His speed and endurance while he painted were phenomenal. On one trip to Maxine Elliot’s Chateau de l’Horizon in the south of France, he painted six pictures in eleven days while suffering indigestion that required him to stand the whole time he painted. In the forty years he painted, he completed over 500 paintings. In his essay, Painting as a Pastime, he wrote:

Painting is a companion with whom one may hope to walk a great part of life’s journey….one by one the more vigorous sports and exacting fames fall away but painting is a friend who makes no undue demands….

Churchill was very conscious in channeling his prodigious energy into activities that his body could tolerate. However, Churchill typically pushed his body far beyond what the average person would tolerate. Perhaps it was his hyperactivity that provided Churchill with the energy to push forward with his career and kept him painting until the age of 86.

In 1939, his Wilderness Years ended with the invasion of Poland and his appointment as First Lord of the Admiralty for a second time. After the fall of France in May 1940, and the King’s invitation to form a government, Churchill took on the enormous job of wartime Prime Minister. He painted just one picture during five years of war. This alone is instructive of the huge workload he wielded in his mid- to late-sixties.

At times during this period of stress and failing health, including a probable heart attack unreported in the press, Churchill’s phenomenal coping skills may have failed him. Lord Moran, Churchill’s personal physician, wrote in his diary that an aide was “worried by [Churchill’s] inability to finish one subject before taking up another, by the darting process of his mind.” But Moran himself, who ministered to him with a plethora of medications, stated:

You cannot measure [his] inspiration….the Americans call it obstinacy….the Prime Minister set out to inspire the country with his will to win Gradually I have come to think of him as invincible.

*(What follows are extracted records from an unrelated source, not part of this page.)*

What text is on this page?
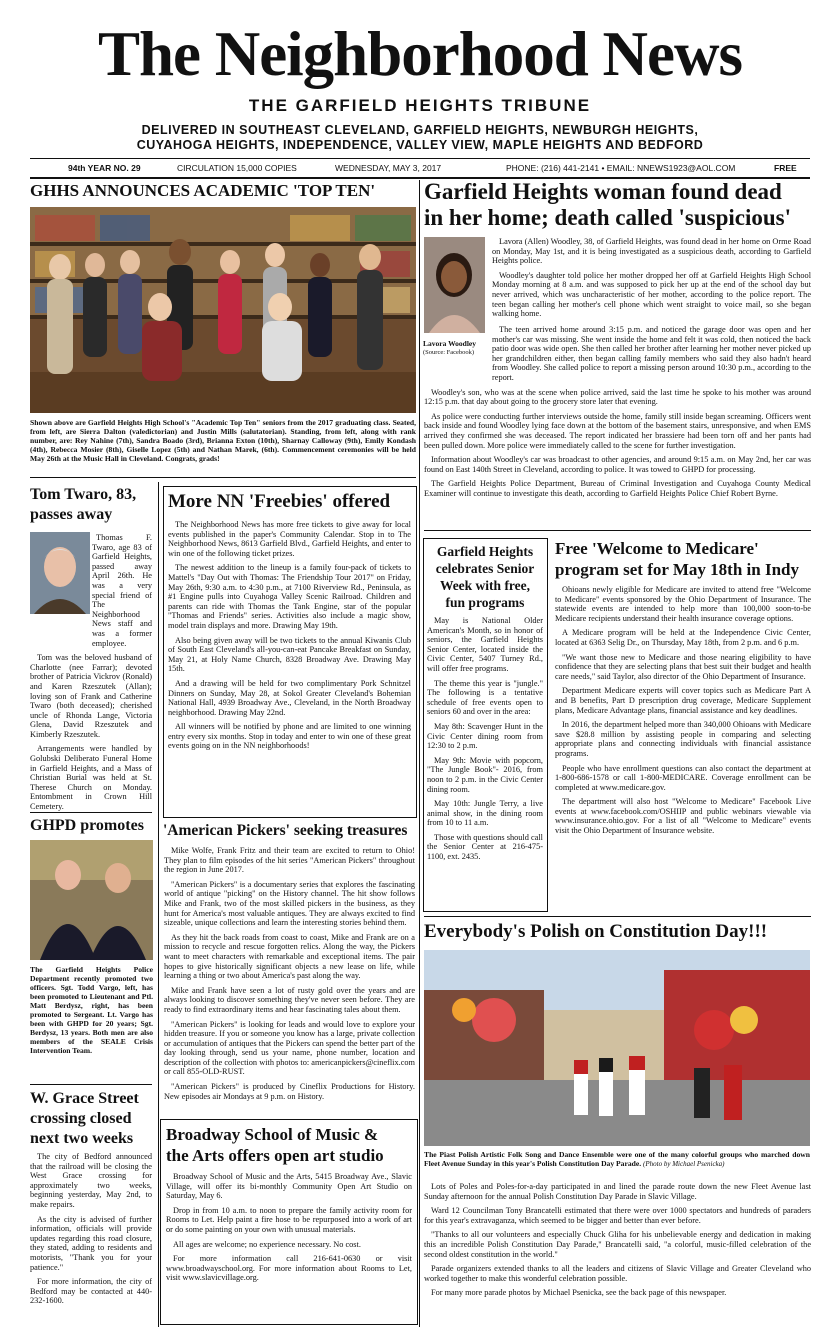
The Neighborhood News
THE GARFIELD HEIGHTS TRIBUNE
DELIVERED IN SOUTHEAST CLEVELAND, GARFIELD HEIGHTS, NEWBURGH HEIGHTS,
CUYAHOGA HEIGHTS, INDEPENDENCE, VALLEY VIEW, MAPLE HEIGHTS AND BEDFORD
94th YEAR NO. 29	CIRCULATION 15,000 COPIES	WEDNESDAY, MAY 3, 2017	PHONE: (216) 441-2141 • EMAIL: NNEWS1923@AOL.COM	FREE
GHHS ANNOUNCES ACADEMIC 'TOP TEN'
Shown above are Garfield Heights High School's "Academic Top Ten" seniors from the 2017 graduating class. Seated, from left, are Sierra Dalton (valedictorian) and Justin Mills (salutatorian). Standing, from left, along with rank number, are: Rey Nahine (7th), Sandra Boado (3rd), Brianna Exton (10th), Sharnay Calloway (9th), Emily Kondash (4th), Rebecca Mosier (8th), Giselle Lopez (5th) and Nathan Marek, (6th). Commencement ceremonies will be held May 26th at the Music Hall in Cleveland. Congrats, grads!
Garfield Heights woman found dead
in her home; death called 'suspicious'
Lavora Woodley
(Source: Facebook)

Lavora (Allen) Woodley, 38, of Garfield Heights, was found dead in her home on Orme Road on Monday, May 1st, and it is being investigated as a suspicious death, according to Garfield Heights police.

Woodley's daughter told police her mother dropped her off at Garfield Heights High School Monday morning at 8 a.m. and was supposed to pick her up at the end of the school day but never arrived, which was uncharacteristic of her mother, according to the police report. The teen began calling her mother's cell phone which went straight to voice mail, so she began walking home.

The teen arrived home around 3:15 p.m. and noticed the garage door was open and her mother's car was missing. She went inside the home and felt it was cold, then noticed the back patio door was wide open. She then called her brother after learning her mother never picked up her grandchildren either, then began calling family members who said they also hadn't heard from Woodley. She called police to report a missing person around 10:30 p.m., according to the report.

Woodley's son, who was at the scene when police arrived, said the last time he spoke to his mother was around 12:15 p.m. that day about going to the grocery store later that evening.

As police were conducting further interviews outside the home, family still inside began screaming. Officers went back inside and found Woodley lying face down at the bottom of the basement stairs, unresponsive, and when EMS arrived they confirmed she was deceased. The report indicated her brassiere had been torn off and her pants had been pulled down. More police were immediately called to the scene for further investigation.

Information about Woodley's car was broadcast to other agencies, and around 9:15 a.m. on May 2nd, her car was found on East 140th Street in Cleveland, according to police. It was towed to GHPD for processing.

The Garfield Heights Police Department, Bureau of Criminal Investigation and Cuyahoga County Medical Examiner will continue to investigate this death, according to Garfield Heights Police Chief Robert Byrne.

Tom Twaro, 83,
passes away

Thomas F. Twaro, age 83 of Garfield Heights, passed away April 26th. He was a very special friend of The Neighborhood News staff and was a former employee.

Tom was the beloved husband of Charlotte (nee Farrar); devoted brother of Patricia Vickrov (Ronald) and Karen Rzeszutek (Allan); loving son of Frank and Catherine Twaro (both deceased); cherished uncle of Rhonda Lange, Victoria Glena, David Rzeszutek and Kimberly Rzeszutek.

Arrangements were handled by Golubski Deliberato Funeral Home in Garfield Heights, and a Mass of Christian Burial was held at St. Therese Church on Monday. Entombment in Crown Hill Cemetery.

GHPD promotes
The Garfield Heights Police Department recently promoted two officers. Sgt. Todd Vargo, left, has been promoted to Lieutenant and Ptl. Matt Berdysz, right, has been promoted to Sergeant. Lt. Vargo has been with GHPD for 20 years; Sgt. Berdysz, 13 years. Both men are also members of the SEALE Crisis Intervention Team.
W. Grace Street
crossing closed
next two weeks

The city of Bedford announced that the railroad will be closing the West Grace crossing for approximately two weeks, beginning yesterday, May 2nd, to make repairs.

As the city is advised of further information, officials will provide updates regarding this road closure, they stated, adding to residents and motorists, "Thank you for your patience."

For more information, the city of Bedford may be contacted at 440-232-1600.

More NN 'Freebies' offered

The Neighborhood News has more free tickets to give away for local events published in the paper's Community Calendar. Stop in to The Neighborhood News, 8613 Garfield Blvd., Garfield Heights, and enter to win one of the following ticket prizes.

The newest addition to the lineup is a family four-pack of tickets to Mattel's "Day Out with Thomas: The Friendship Tour 2017" on Friday, May 26th, 9:30 a.m. to 4:30 p.m., at 7100 Riverview Rd., Peninsula, as #1 Engine pulls into Cuyahoga Valley Scenic Railroad. Children and parents can ride with Thomas the Tank Engine, star of the popular "Thomas and Friends" series. Activities also include a magic show, model train displays and more. Drawing May 19th.

Also being given away will be two tickets to the annual Kiwanis Club of South East Cleveland's all-you-can-eat Pancake Breakfast on Sunday, May 21, at Holy Name Church, 8328 Broadway Ave. Drawing May 15th.

And a drawing will be held for two complimentary Pork Schnitzel Dinners on Sunday, May 28, at Sokol Greater Cleveland's Bohemian National Hall, 4939 Broadway Ave., Cleveland, in the North Broadway neighborhood. Drawing May 22nd.

All winners will be notified by phone and are limited to one winning entry every six months. Stop in today and enter to win one of these great events going on in the NN neighborhoods!

'American Pickers' seeking treasures

Mike Wolfe, Frank Fritz and their team are excited to return to Ohio! They plan to film episodes of the hit series "American Pickers" throughout the region in June 2017.

"American Pickers" is a documentary series that explores the fascinating world of antique "picking" on the History channel. The hit show follows Mike and Frank, two of the most skilled pickers in the business, as they hunt for America's most valuable antiques. They are always excited to find sizeable, unique collections and learn the interesting stories behind them.

As they hit the back roads from coast to coast, Mike and Frank are on a mission to recycle and rescue forgotten relics. Along the way, the Pickers want to meet characters with remarkable and exceptional items. The pair hopes to give historically significant objects a new lease on life, while learning a thing or two about America's past along the way.

Mike and Frank have seen a lot of rusty gold over the years and are always looking to discover something they've never seen before. They are ready to find extraordinary items and hear fascinating tales about them.

"American Pickers" is looking for leads and would love to explore your hidden treasure. If you or someone you know has a large, private collection or accumulation of antiques that the Pickers can spend the better part of the day looking through, send us your name, phone number, location and description of the collection with photos to: americanpickers@cineflix.com or call 855-OLD-RUST.

"American Pickers" is produced by Cineflix Productions for History. New episodes air Mondays at 9 p.m. on History.

Broadway School of Music &
the Arts offers open art studio

Broadway School of Music and the Arts, 5415 Broadway Ave., Slavic Village, will offer its bi-monthly Community Open Art Studio on Saturday, May 6.

Drop in from 10 a.m. to noon to prepare the family activity room for Rooms to Let. Help paint a fire hose to be repurposed into a work of art or do some painting on your own with unusual materials.

All ages are welcome; no experience necessary. No cost.

For more information call 216-641-0630 or visit www.broadwayschool.org. For more information about Rooms to Let, visit www.slavicvillage.org.

Garfield Heights
celebrates Senior
Week with free,
fun programs

May is National Older American's Month, so in honor of seniors, the Garfield Heights Senior Center, located inside the Civic Center, 5407 Turney Rd., will offer free programs.

The theme this year is "jungle." The following is a tentative schedule of free events open to seniors 60 and over in the area:

May 8th: Scavenger Hunt in the Civic Center dining room from 12:30 to 2 p.m.

May 9th: Movie with popcorn, "The Jungle Book"- 2016, from noon to 2 p.m. in the Civic Center dining room.

May 10th: Jungle Terry, a live animal show, in the dining room from 10 to 11 a.m.

Those with questions should call the Senior Center at 216-475-1100, ext. 2435.

Free 'Welcome to Medicare'
program set for May 18th in Indy

Ohioans newly eligible for Medicare are invited to attend free "Welcome to Medicare" events sponsored by the Ohio Department of Insurance. The statewide events are intended to help more than 100,000 soon-to-be Medicare recipients understand their health insurance coverage options.

A Medicare program will be held at the Independence Civic Center, located at 6363 Selig Dr., on Thursday, May 18th, from 2 p.m. and 6 p.m.

"We want those new to Medicare and those nearing eligibility to have confidence that they are selecting plans that best suit their budget and health care needs," said Taylor, also director of the Ohio Department of Insurance.

Department Medicare experts will cover topics such as Medicare Part A and B benefits, Part D prescription drug coverage, Medicare Supplement plans, Medicare Advantage plans, financial assistance and key deadlines.

In 2016, the department helped more than 340,000 Ohioans with Medicare save $28.8 million by assisting people in comparing and selecting appropriate plans and connecting individuals with financial assistance programs.

People who have enrollment questions can also contact the department at 1-800-686-1578 or call 1-800-MEDICARE. Coverage enrollment can be completed at www.medicare.gov.

The department will also host "Welcome to Medicare" Facebook Live events at www.facebook.com/OSHIIP and public webinars viewable via www.insurance.ohio.gov. For a list of all "Welcome to Medicare" events visit the Ohio Department of Insurance website.

Everybody's Polish on Constitution Day!!!
The Piast Polish Artistic Folk Song and Dance Ensemble were one of the many colorful groups who marched down Fleet Avenue Sunday in this year's Polish Constitution Day Parade. (Photo by Michael Psenicka)

Lots of Poles and Poles-for-a-day participated in and lined the parade route down the new Fleet Avenue last Sunday afternoon for the annual Polish Constitution Day Parade in Slavic Village.

Ward 12 Councilman Tony Brancatelli estimated that there were over 1000 spectators and hundreds of paraders for this year's extravaganza, which seemed to be bigger and better than ever before.

"Thanks to all our volunteers and especially Chuck Gliha for his unbelievable energy and dedication in making this an incredible Polish Constitution Day Parade," Brancatelli said, "a colorful, music-filled celebration of the second oldest constitution in the world."

Parade organizers extended thanks to all the leaders and citizens of Slavic Village and Greater Cleveland who worked together to make this wonderful celebration possible.

For many more parade photos by Michael Psenicka, see the back page of this newspaper.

Marrakesh was the site of his lone wartime painting, in 1943. At Casablanca, Churchill convinced Roosevelt that he could not come all the way to Africa without seeing Marrakesh, 150 miles away. To the dismay of their security staff, this incredible entourage of thirty people drove four hours and picnicked on the open desert with tommy guns at ready and aircraft circling overhead. In Marrakesh, Roosevelt was carried up a tower to watch the sun set over the Atlas Mountains. The next morning Churchill, still in his dressing gown complete with embroidered dragons, said good-bye to Roosevelt. Impulsive as ever, he hopped into the car and drove to the airfield in his pyjamas to prolong their visit. Then he went back up the tower, painted the scene they had shared, and later presented the painting to FDR. As he wrote, “I have never found anything like painting to take one’s mind for a spell off grave matters.”

After the war Churchill returned to the Muse of Painting. She served as therapy, first to decompress from the pressures of the war, then to recover from the body blow of his election defeat in July 1945, and finally to distract him from stress in his second term as Prime Minister from 1951 to 1955. From the age of forty into his eighties, he looked to painting to provide fun, channel his energies, relieve his stress, and moderate his sorrows. In the life of this extraordinary man, the body of his artwork can be seen as a tribute to his spontaneous use of art as therapy. Art was but one of the many coping skills which Churchill used to harness the driving energies of his nature and focus the “darting process of his mind” to forge a creative and heroic life. But it was certainly one of the most important.


Ms. Breckenridge is an art therapist and social worker practicing at a mental health center in Ohio. This paper was originally presented at the Buckeye Art Therapy Symposium and the American Art Therapy Conference in 1998.